Previous year offerings: Fall 2021, Fall 2022, Fall 2023, Fall 2024; Course feedback
Complex data can be represented as a graph of relationships between objects. Such networks are a fundamental tool for modeling social, technological, and biological systems. This course focuses on the computational, algorithmic, and modeling challenges specific to the analysis of massive graphs. By studying the underlying graph structure and its features, students are introduced to machine learning techniques and data mining tools that are apt to reveal insights on a variety of networks.
Why is Graph Mining important?
In the LLM era and beyond, graphs are emerging as a critical component of modern AI-driven systems. Many leading organizations are already investing heavily in this direction, for example:
Graph Foundation Models at Google,
Geometric Deep Learning for Neural Artifacts at NVIDIA
HOW DO LARGE LANGUAGE MODELS UNDERSTAND GRAPH PATTERNS? by Microsoft
REASONING OF LARGE LANGUAGE MODELS OVER KNOWLEDGE GRAPHS WITH SUPER-RELATIONS by MIT, Univ of Virginia.
And many more.
The global research community is also emphasizing on importance of graph-inspired research in domains such as NLP, GenAI, and LLMs, by organizing global events such as:
Learning on Graphs conference (LoG 2025)
Stanford graph workshops,
NeurIPS workshop
These ecosystems offer a wide range of research and internship opportunities (PhD/Postdoc/UG Thesis) worldwide in academia and industry.
Lectures: Mon/Wed 11 AM -12 PM and Tues 5:00 PM- 6:00 PM in room 6104.
Lab sessions: Sat 3:00 PM - 5:00 PM in room 6116.
Office contact hours: Saturday, 12:00 PM to 1:00 PM.
Course Handout: CS F426 - Graph Mining
WhatsApp group for students:
Please join the WhatsApp group by clicking the following link: https://chat.whatsapp.com/EqwrpC4I7AbEtwgcoPRUAw
Course Plan and material→ Details of learning outcomes and topics to be covered.
Previous years material→ Lecture notes or Supplementary material of previous years
Assignments and Labs→ Weekly lab assignments , Group Assignment
Announcements→ Announcements related to lectures, labs etc.

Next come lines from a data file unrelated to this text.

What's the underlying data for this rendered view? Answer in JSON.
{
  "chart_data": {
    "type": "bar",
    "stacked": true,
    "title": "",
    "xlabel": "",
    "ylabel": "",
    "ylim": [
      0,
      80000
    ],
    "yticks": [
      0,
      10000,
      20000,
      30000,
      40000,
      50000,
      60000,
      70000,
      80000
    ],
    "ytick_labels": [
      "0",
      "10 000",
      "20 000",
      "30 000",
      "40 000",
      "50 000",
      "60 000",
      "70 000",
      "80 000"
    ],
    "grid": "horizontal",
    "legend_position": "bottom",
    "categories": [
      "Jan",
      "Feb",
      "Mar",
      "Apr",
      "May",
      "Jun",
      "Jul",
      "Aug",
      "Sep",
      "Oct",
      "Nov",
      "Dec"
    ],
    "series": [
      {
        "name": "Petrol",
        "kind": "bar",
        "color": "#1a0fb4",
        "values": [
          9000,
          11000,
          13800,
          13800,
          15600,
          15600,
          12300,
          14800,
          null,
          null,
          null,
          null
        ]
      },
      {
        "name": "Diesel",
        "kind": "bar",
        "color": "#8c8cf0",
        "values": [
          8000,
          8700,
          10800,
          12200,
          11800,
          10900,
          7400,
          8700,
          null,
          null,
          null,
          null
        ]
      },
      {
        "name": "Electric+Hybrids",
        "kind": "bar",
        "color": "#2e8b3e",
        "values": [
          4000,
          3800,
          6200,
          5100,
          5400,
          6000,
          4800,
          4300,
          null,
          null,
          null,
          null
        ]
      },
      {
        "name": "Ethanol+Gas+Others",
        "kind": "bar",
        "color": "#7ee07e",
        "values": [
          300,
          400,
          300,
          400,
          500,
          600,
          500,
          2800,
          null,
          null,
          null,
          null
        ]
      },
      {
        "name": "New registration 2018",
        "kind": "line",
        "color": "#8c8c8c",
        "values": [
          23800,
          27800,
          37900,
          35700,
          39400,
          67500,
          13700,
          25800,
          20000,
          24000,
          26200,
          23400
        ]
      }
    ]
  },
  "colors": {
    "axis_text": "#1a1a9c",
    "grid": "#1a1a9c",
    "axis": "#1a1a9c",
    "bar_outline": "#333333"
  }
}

Programming in Python: All lab assignments will be in Python (using Numpy and Pytorch).
A basic knowledge of probability and statistics, matrix/vector notation, and operations.
Foundation of Machine Learning: Don’t worry if you’re new—having a little prior knowledge of ML concepts will make the journey smoother, and you’ll pick things up quickly as the course progresses.

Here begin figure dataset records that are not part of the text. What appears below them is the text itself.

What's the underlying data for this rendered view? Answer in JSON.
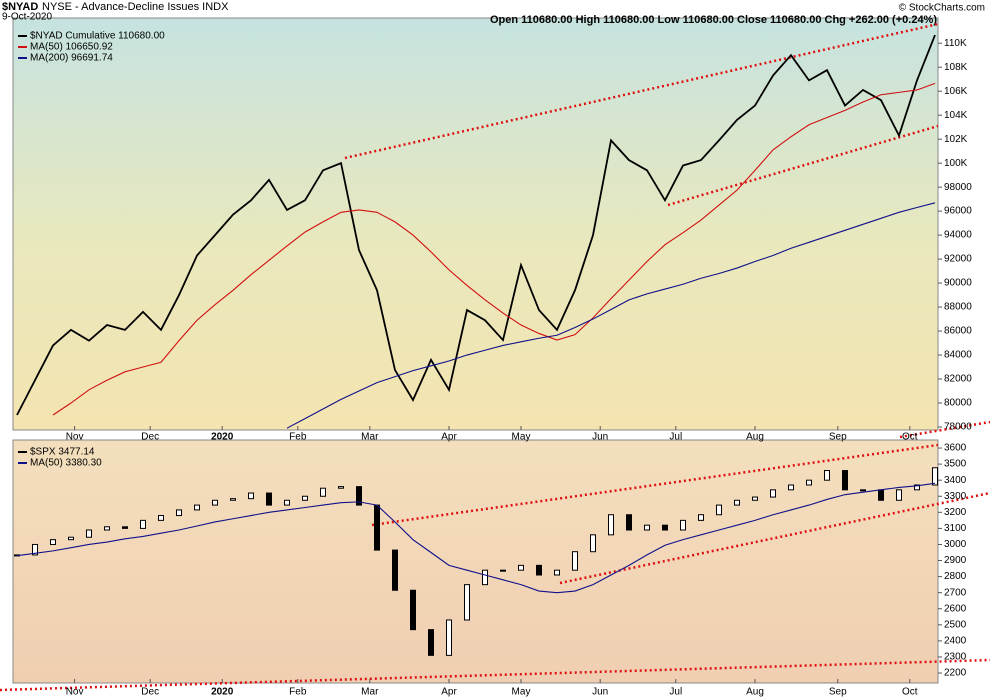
{
  "chart_data": [
    {
      "type": "line",
      "symbol": "$NYAD",
      "title": "NYSE - Advance-Decline Issues INDX",
      "date": "9-Oct-2020",
      "quote": "Open 110680.00  High 110680.00  Low 110680.00  Close 110680.00  Chg +262.00 (+0.24%)",
      "watermark": "© StockCharts.com",
      "x": [
        0,
        5,
        10,
        15,
        20,
        25,
        30,
        35,
        40,
        45,
        50,
        55,
        60,
        65,
        70,
        75,
        80,
        85,
        90,
        95,
        100,
        105,
        110,
        115,
        120,
        125,
        130,
        135,
        140,
        145,
        150,
        155,
        160,
        165,
        170,
        175,
        180,
        185,
        190,
        195,
        200,
        205,
        210,
        215,
        220,
        225,
        230,
        235,
        240,
        245,
        250,
        255
      ],
      "xlim": [
        0,
        255
      ],
      "xticks": [
        {
          "value": 16,
          "label": "Nov"
        },
        {
          "value": 37,
          "label": "Dec"
        },
        {
          "value": 57,
          "label": "2020"
        },
        {
          "value": 78,
          "label": "Feb"
        },
        {
          "value": 98,
          "label": "Mar"
        },
        {
          "value": 120,
          "label": "Apr"
        },
        {
          "value": 140,
          "label": "May"
        },
        {
          "value": 162,
          "label": "Jun"
        },
        {
          "value": 183,
          "label": "Jul"
        },
        {
          "value": 205,
          "label": "Aug"
        },
        {
          "value": 228,
          "label": "Sep"
        },
        {
          "value": 248,
          "label": "Oct"
        }
      ],
      "ylim": [
        77750,
        112100
      ],
      "yticks": [
        {
          "value": 78000,
          "label": "78000"
        },
        {
          "value": 80000,
          "label": "80000"
        },
        {
          "value": 82000,
          "label": "82000"
        },
        {
          "value": 84000,
          "label": "84000"
        },
        {
          "value": 86000,
          "label": "86000"
        },
        {
          "value": 88000,
          "label": "88000"
        },
        {
          "value": 90000,
          "label": "90000"
        },
        {
          "value": 92000,
          "label": "92000"
        },
        {
          "value": 94000,
          "label": "94000"
        },
        {
          "value": 96000,
          "label": "96000"
        },
        {
          "value": 98000,
          "label": "98000"
        },
        {
          "value": 100000,
          "label": "100K"
        },
        {
          "value": 102000,
          "label": "102K"
        },
        {
          "value": 104000,
          "label": "104K"
        },
        {
          "value": 106000,
          "label": "106K"
        },
        {
          "value": 108000,
          "label": "108K"
        },
        {
          "value": 110000,
          "label": "110K"
        }
      ],
      "series": [
        {
          "name": "$NYAD Cumulative 110680.00",
          "color": "#000000",
          "values": [
            79000,
            81900,
            84800,
            86100,
            85200,
            86500,
            86100,
            87600,
            86100,
            89000,
            92300,
            94000,
            95700,
            96900,
            98600,
            96100,
            96900,
            99400,
            100000,
            92750,
            89400,
            82750,
            80250,
            83600,
            81100,
            87750,
            86900,
            85250,
            91500,
            87750,
            86100,
            89400,
            94000,
            101900,
            100250,
            99400,
            96900,
            99800,
            100250,
            101900,
            103600,
            104800,
            107300,
            109000,
            106900,
            107750,
            104800,
            106100,
            105250,
            102300,
            106900,
            110680
          ]
        },
        {
          "name": "MA(50) 106650.92",
          "color": "#d01010",
          "values": [
            null,
            null,
            79000,
            80000,
            81100,
            81900,
            82600,
            83000,
            83400,
            85200,
            86900,
            88200,
            89400,
            90700,
            91900,
            93100,
            94250,
            95100,
            95900,
            96100,
            95900,
            95100,
            94000,
            92600,
            91100,
            89800,
            88600,
            87500,
            86500,
            85800,
            85250,
            85700,
            87100,
            88700,
            90250,
            91800,
            93200,
            94200,
            95250,
            96500,
            97750,
            99400,
            101100,
            102200,
            103200,
            103800,
            104400,
            105100,
            105700,
            105900,
            106100,
            106650
          ]
        },
        {
          "name": "MA(200) 96691.74",
          "color": "#10108a",
          "values": [
            null,
            null,
            null,
            null,
            null,
            null,
            null,
            null,
            null,
            null,
            null,
            null,
            null,
            null,
            null,
            77900,
            78700,
            79500,
            80300,
            81000,
            81700,
            82200,
            82700,
            83100,
            83500,
            84000,
            84400,
            84800,
            85100,
            85400,
            85650,
            86300,
            87000,
            87800,
            88600,
            89100,
            89500,
            89900,
            90400,
            90800,
            91250,
            91800,
            92300,
            92900,
            93400,
            93900,
            94400,
            94900,
            95400,
            95900,
            96300,
            96690
          ]
        }
      ]
    },
    {
      "type": "candlestick",
      "x": [
        0,
        5,
        10,
        15,
        20,
        25,
        30,
        35,
        40,
        45,
        50,
        55,
        60,
        65,
        70,
        75,
        80,
        85,
        90,
        95,
        100,
        105,
        110,
        115,
        120,
        125,
        130,
        135,
        140,
        145,
        150,
        155,
        160,
        165,
        170,
        175,
        180,
        185,
        190,
        195,
        200,
        205,
        210,
        215,
        220,
        225,
        230,
        235,
        240,
        245,
        250,
        255
      ],
      "xlim": [
        0,
        255
      ],
      "xticks": [
        {
          "value": 16,
          "label": "Nov"
        },
        {
          "value": 37,
          "label": "Dec"
        },
        {
          "value": 57,
          "label": "2020"
        },
        {
          "value": 78,
          "label": "Feb"
        },
        {
          "value": 98,
          "label": "Mar"
        },
        {
          "value": 120,
          "label": "Apr"
        },
        {
          "value": 140,
          "label": "May"
        },
        {
          "value": 162,
          "label": "Jun"
        },
        {
          "value": 183,
          "label": "Jul"
        },
        {
          "value": 205,
          "label": "Aug"
        },
        {
          "value": 228,
          "label": "Sep"
        },
        {
          "value": 248,
          "label": "Oct"
        }
      ],
      "ylim": [
        2138,
        3650
      ],
      "yticks": [
        2200,
        2300,
        2400,
        2500,
        2600,
        2700,
        2800,
        2900,
        3000,
        3100,
        3200,
        3300,
        3400,
        3500,
        3600
      ],
      "series": [
        {
          "name": "$SPX 3477.14",
          "color": "#000000",
          "values": [
            2935,
            3000,
            3030,
            3045,
            3090,
            3110,
            3100,
            3150,
            3180,
            3215,
            3245,
            3275,
            3285,
            3320,
            3245,
            3275,
            3300,
            3350,
            3360,
            3245,
            2965,
            2715,
            2470,
            2310,
            2530,
            2750,
            2840,
            2840,
            2870,
            2810,
            2840,
            2955,
            3060,
            3185,
            3090,
            3120,
            3090,
            3150,
            3185,
            3245,
            3275,
            3295,
            3340,
            3370,
            3400,
            3460,
            3340,
            3340,
            3275,
            3340,
            3370,
            3477.14
          ]
        },
        {
          "name": "MA(50) 3380.30",
          "color": "#10108a",
          "values": [
            2930,
            2945,
            2960,
            2980,
            3000,
            3015,
            3035,
            3050,
            3070,
            3090,
            3115,
            3140,
            3160,
            3180,
            3200,
            3215,
            3230,
            3245,
            3260,
            3265,
            3245,
            3140,
            3030,
            2950,
            2870,
            2840,
            2810,
            2780,
            2750,
            2710,
            2700,
            2710,
            2750,
            2810,
            2870,
            2935,
            2995,
            3030,
            3060,
            3090,
            3120,
            3150,
            3185,
            3215,
            3245,
            3280,
            3310,
            3325,
            3340,
            3355,
            3365,
            3380.3
          ]
        }
      ]
    }
  ]
}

A short quiz on ML concepts to brush up on your concepts: Try Quiz
A few resources to brush up on ML concepts are given below:
Supervised learning: NPTEL video, Notes by Google
Unsupervised learning: NPTEL video
Classification: Video
Clustering:
K-Means: Video
❓ Frequently Asked Questions
● Why is this a 4-credit course?
This course falls under the category of advanced machine learning. The combination of rigorous theory, regular weekly programming labs, and semester-long research-style projects significantly broadens the learning outcomes compared to those of a standard 3-credit elective. In addition, the course was intentionally designed as a 4-credit offering to make it suitable and accessible for postgraduate students.
● Is it harder than other 3-credit elective courses?

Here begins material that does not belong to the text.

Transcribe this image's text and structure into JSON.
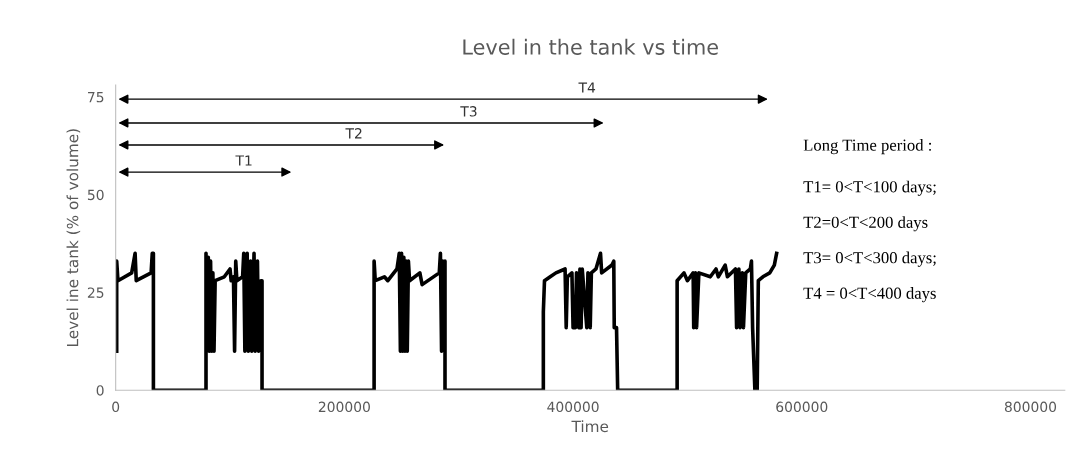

In my opinion, not. Most CS electives, including many 3-credit courses, have already adopted similar assessment components—a combination of theory, lab work, and a semester-long project. This is essential to ensure that students gain exposure not only to theoretical concepts but also to practical implementation and real-world problem-solving skills.
In that sense, this course follows a balanced evaluation structure, allowing students to leverage both their theoretical understanding and coding skills. Students who have a strong interest in either of these aspects generally find the course quite manageable and often perform very well. The difference here is not difficulty, but rather the breadth and depth of engagement with the subject.
● Do I need prior knowledge?
Basic Class 12 mathematics (linear equations, differentiation, probability) is sufficient. A basic understanding of machine learning concepts is also beneficial. Resource links covering fundamental machine learning concepts are provided in the Prerequisites tab above.
● Which programming language is used?
Python. Familiarity with arrays, matrices, and basic data structures is enough. Libraries such as NetworkX and SciPy will be introduced during the course.